Muller was concerned about how genetics was used and misused by society. He rejected the eugenics movement of his contemporaries because it was based on racism, elitism, sexism, and the false belief that most social failures are due to defective innate constitutions rather than to poor environments created by neglect, exploitation, illiteracy, and lack of opportunities. He denounced the rise of Nazi ideology as a racist perversion of genetics. In the Soviet Union he fought against a movement, Lysenkoism, that denied genes played a role in agricultural productivity, new varieties of foods, or in human development. Instead, Lysenkoists believed they could “shatter” heredity and retrain it to human needs. Muller debated Lysenko in Moscow in 1936 and called him a charlatan. By that time, Stalin, who was a supporter of Lysenkoism, had begun to “purge” those who disagreed with him. Muller barely escaped with his life from the USSR. He served as a volunteer in the Spanish Civil War, enlisting in the Canadian Blood Unit where he worked with Dr. Norman Bethune (1937). After leaving Spain, he worked in Edinburgh for three years and began a campaign for radiation protection. He and his students worked out the genetic mechanism by which x-rayed sperm lead to aborted embryos from the eggs they fertilized. Muller also applied this interpretation for radiation burns, tumor regression, and radiation sickness.

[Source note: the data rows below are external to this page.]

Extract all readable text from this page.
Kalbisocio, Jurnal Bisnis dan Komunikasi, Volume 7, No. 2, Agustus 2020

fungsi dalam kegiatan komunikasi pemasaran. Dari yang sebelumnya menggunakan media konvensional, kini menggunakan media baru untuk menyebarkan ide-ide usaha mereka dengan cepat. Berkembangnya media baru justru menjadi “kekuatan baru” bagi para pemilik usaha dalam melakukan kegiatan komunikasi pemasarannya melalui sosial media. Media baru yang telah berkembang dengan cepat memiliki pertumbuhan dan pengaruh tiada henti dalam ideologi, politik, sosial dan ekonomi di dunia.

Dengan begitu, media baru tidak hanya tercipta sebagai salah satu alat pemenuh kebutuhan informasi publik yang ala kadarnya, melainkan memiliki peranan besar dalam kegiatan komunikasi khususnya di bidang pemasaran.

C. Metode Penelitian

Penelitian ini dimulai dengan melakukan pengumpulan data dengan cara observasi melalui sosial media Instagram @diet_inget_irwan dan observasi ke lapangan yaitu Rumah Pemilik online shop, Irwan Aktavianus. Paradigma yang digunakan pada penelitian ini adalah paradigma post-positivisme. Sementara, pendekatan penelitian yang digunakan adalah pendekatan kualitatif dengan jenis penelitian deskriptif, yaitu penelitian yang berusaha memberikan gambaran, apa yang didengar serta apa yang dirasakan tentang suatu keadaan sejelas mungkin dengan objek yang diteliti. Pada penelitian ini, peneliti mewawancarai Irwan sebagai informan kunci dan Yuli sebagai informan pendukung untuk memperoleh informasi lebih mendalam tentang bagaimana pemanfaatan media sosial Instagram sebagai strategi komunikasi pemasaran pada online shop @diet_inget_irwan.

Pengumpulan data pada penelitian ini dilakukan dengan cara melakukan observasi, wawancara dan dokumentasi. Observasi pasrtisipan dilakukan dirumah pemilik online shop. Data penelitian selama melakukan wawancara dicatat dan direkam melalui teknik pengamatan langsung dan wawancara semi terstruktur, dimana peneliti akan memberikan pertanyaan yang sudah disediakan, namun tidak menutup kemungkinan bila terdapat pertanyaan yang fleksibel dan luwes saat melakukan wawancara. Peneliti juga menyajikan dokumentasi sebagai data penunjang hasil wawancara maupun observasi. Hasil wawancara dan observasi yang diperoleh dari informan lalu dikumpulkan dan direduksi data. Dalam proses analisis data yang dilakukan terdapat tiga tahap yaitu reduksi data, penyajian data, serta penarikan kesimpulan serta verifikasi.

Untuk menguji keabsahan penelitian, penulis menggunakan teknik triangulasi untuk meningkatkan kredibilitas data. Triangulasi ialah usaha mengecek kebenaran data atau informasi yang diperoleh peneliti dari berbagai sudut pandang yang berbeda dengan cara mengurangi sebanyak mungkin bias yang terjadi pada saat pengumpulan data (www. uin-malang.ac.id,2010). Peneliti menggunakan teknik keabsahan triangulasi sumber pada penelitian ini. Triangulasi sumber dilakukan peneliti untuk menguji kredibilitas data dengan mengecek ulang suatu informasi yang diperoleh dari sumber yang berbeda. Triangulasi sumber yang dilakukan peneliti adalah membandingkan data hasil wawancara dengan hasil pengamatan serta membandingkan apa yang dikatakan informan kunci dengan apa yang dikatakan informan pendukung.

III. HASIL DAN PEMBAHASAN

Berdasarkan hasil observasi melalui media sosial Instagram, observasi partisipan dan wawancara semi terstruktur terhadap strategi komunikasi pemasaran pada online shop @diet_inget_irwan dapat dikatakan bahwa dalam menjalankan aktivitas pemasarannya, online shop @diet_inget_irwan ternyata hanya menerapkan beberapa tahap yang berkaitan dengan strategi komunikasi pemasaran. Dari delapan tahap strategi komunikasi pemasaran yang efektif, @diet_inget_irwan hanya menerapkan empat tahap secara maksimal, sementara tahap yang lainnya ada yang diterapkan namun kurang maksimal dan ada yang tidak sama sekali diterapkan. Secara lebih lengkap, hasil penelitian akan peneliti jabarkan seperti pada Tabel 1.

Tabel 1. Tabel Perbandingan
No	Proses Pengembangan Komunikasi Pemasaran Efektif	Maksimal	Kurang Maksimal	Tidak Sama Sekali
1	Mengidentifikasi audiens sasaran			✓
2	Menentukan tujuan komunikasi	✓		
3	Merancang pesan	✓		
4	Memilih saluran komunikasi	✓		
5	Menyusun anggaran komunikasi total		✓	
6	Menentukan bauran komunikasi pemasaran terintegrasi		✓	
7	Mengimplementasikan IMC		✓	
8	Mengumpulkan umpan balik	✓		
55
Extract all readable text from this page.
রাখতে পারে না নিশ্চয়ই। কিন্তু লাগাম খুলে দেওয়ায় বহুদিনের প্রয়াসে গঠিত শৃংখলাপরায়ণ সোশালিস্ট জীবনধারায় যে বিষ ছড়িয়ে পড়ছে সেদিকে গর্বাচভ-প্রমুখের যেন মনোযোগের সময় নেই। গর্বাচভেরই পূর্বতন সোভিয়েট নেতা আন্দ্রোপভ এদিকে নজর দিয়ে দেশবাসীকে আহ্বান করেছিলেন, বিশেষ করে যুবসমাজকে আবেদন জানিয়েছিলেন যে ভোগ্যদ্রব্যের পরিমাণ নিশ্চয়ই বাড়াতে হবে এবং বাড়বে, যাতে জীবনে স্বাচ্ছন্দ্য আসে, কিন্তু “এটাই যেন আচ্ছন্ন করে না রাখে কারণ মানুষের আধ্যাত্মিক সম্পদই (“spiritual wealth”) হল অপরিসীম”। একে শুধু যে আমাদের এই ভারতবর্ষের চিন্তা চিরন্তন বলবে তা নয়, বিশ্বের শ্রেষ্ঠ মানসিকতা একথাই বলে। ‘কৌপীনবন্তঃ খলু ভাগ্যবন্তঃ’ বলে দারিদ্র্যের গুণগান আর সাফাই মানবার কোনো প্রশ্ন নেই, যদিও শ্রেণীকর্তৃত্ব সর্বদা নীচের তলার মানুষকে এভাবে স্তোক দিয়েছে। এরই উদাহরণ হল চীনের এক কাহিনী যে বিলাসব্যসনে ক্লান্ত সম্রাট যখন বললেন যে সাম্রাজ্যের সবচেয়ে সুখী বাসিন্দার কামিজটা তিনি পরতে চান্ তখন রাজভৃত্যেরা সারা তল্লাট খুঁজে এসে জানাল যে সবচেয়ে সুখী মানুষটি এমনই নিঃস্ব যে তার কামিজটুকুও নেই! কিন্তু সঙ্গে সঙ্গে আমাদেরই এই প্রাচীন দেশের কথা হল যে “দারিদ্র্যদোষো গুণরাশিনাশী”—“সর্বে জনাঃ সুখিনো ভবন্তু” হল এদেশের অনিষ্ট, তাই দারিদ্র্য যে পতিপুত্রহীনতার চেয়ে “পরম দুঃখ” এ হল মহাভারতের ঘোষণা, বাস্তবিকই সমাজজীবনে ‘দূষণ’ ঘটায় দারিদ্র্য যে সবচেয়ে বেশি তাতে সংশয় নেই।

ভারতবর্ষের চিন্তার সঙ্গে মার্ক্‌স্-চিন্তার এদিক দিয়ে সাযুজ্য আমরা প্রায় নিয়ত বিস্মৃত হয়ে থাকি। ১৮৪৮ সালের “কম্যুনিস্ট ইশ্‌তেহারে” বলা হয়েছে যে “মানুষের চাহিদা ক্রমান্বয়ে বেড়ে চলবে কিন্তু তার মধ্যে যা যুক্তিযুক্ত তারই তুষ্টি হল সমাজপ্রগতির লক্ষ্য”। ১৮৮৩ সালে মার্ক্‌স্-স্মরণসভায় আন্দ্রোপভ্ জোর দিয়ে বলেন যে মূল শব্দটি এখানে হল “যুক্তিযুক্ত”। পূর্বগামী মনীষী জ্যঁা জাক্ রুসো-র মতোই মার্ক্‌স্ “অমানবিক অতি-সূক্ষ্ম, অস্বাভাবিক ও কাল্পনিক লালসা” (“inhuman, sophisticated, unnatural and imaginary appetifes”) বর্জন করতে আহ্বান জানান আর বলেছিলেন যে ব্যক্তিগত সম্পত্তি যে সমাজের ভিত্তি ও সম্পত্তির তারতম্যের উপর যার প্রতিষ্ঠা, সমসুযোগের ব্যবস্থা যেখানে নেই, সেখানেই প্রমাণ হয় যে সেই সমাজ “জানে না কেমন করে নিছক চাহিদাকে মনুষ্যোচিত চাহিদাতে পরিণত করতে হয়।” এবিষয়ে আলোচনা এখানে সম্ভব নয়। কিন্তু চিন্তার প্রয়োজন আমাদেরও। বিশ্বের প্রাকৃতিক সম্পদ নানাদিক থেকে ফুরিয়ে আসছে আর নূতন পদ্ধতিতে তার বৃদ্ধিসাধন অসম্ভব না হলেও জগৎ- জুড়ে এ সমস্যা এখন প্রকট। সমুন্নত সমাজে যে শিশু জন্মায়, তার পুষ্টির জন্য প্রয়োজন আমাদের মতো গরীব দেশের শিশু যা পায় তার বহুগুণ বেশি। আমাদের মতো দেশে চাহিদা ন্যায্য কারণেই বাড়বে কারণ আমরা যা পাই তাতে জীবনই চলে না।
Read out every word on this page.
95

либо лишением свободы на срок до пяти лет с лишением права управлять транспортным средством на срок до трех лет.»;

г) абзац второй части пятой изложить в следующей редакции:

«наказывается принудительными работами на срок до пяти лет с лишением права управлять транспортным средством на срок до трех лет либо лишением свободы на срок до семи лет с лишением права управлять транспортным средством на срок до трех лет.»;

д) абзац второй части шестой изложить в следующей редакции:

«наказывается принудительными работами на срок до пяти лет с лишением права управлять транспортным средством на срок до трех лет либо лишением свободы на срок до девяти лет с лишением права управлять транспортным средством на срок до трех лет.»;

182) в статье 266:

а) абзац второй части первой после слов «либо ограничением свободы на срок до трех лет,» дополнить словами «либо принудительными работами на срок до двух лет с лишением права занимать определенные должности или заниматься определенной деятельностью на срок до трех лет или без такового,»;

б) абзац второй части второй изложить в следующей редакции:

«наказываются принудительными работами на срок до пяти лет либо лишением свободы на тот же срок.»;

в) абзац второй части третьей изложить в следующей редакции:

On his return to the United States he taught at Amherst College in Massachusetts and then was recruited to Indiana University by President Wells and Fernandus Payne. Muller had a flourishing program with numerous graduate students in his laboratory. He became a chief critic of those who ignored exposure to radiation. He was also a realist and felt the US should test its nuclear weapons to amass an arsenal for its protection during the Cold War. When the testing on both sides became a health risk, he urged a ban on nuclear testing in the air or sea.

Muller believed that people should have the right to choose the genes they want for their children through adoption, artificial insemination, donor eggs, or other technologies. He called this germinal choice. He warned that relaxation of natural selection would lead over the centuries to an increasing load of mutations that would weaken our health. He argued that we cannot exempt ourselves from nature and have to find ways to compensate for newly arising mutations.

Muller engaged in public debates and told his students they would encounter such situations in their own careers because governments often use “wishful thinking” to ignore or deny the reality of scientific findings. Many scientists try to avoid such debates, but Muller confronted them and felt a democracy is better served by debate than silence.